11 Ekim 2006 Çarşamba

Sıkıldım ben yine...

Bir sıkıntı çöktü içime son zamanlarda. nedeni bilinmez. bööyle uyuz moduna geçtim, eve gidip ya tv seyrediyorum ya da tv seyrediyorum. Hani demiştim ya kitap vs okurdum eskiden diye, hak getire. bir sayfa bile okuyamaz oldum.
Geçen aklıma bir konu düştü, bu kesin yazmalıyım dedim, sonra emin de olamadım:) genel anlamda dokunayım bari...
düşündüm de evlenirken insan aslında bu evlilik sadece kendisini etkilemiyor, aileler de beraberinde evleniyor.
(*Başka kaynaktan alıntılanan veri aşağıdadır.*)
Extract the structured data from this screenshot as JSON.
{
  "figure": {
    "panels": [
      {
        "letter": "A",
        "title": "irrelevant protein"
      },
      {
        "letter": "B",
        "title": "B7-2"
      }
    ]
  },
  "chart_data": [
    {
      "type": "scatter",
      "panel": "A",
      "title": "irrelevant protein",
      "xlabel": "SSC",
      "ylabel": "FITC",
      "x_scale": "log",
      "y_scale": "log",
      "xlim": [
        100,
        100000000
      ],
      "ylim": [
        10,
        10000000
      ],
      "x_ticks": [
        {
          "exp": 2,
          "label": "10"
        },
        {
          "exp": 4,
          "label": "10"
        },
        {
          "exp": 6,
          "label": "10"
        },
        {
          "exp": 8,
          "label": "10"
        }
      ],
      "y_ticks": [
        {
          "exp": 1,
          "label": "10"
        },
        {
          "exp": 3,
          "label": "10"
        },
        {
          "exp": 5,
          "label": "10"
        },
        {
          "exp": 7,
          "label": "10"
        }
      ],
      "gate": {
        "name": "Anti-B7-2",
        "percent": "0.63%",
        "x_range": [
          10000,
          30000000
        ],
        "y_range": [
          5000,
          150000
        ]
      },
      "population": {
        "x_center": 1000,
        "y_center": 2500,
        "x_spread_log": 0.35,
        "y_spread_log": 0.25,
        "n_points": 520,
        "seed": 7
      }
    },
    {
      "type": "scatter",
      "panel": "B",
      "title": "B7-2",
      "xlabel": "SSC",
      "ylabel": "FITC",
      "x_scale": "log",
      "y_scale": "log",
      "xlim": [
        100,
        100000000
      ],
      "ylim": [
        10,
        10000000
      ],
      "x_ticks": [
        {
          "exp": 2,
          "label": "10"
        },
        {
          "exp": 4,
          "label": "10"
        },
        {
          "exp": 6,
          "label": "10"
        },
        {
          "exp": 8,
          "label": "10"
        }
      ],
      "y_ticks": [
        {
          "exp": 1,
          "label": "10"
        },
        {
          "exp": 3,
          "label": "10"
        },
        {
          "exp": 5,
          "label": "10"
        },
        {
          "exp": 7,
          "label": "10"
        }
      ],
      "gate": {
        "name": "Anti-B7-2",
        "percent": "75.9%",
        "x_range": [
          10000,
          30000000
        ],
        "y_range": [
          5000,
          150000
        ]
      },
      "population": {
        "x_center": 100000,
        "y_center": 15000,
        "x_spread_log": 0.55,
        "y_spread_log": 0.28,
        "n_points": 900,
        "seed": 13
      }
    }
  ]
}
Düşünsenize, hiç tanımadığınız bir kişi pat diye gelin, damat, baldız, kayınbirader, enişte vs olarak karşınıza çıkıveriyor ve siz bu kişiyi sevmek zorundasınız. Sevmeyebilirsiniz, çok normal, ama kendi kardeş, çocuk vs kaybetmek istemiyorsanız sevmek zorundasınız. onu mutlu etmek için sevmek zorundasınız. ha belki normal şartlar altında (yani birinin sevgilisi olmadan) karşılaşsanız zaten seveceğiniz biridir. ama o zorunluluk işleri daha bir karmaşıklaştırmaz mı? gerçekten mi sevdiniz yoksa zorunlu olduğunuz için mi? bunu çözmek muhtemelen zaman alacak bir olaydır. ama o sıra zarfında sevmeye mecbursunuz. Sorgulamazsınız, tanıyana kadar sevmek zorundasınız. Tanıdıkça hoşunuza gitmeyen huyları ortaya çıkabilir, o zaman karşınızda bir seçenek vardır. ya susup seveceksiniz ya da söyleyip ortamı gereceksiniz.
Hiç mi eşinden haz etmediğin akraba / arkadaşın yok diyecek olursanız, olmaz olur mu? herkesin olduğu gibi benim de var. ama onlarla eskisi gibi olmuyor işte. en güzeli gerçekten sevebilmek.
Umarım hepimizin karşısına gerçekten seveceğimiz akraba ve yeni arkadaşlar çıkarır.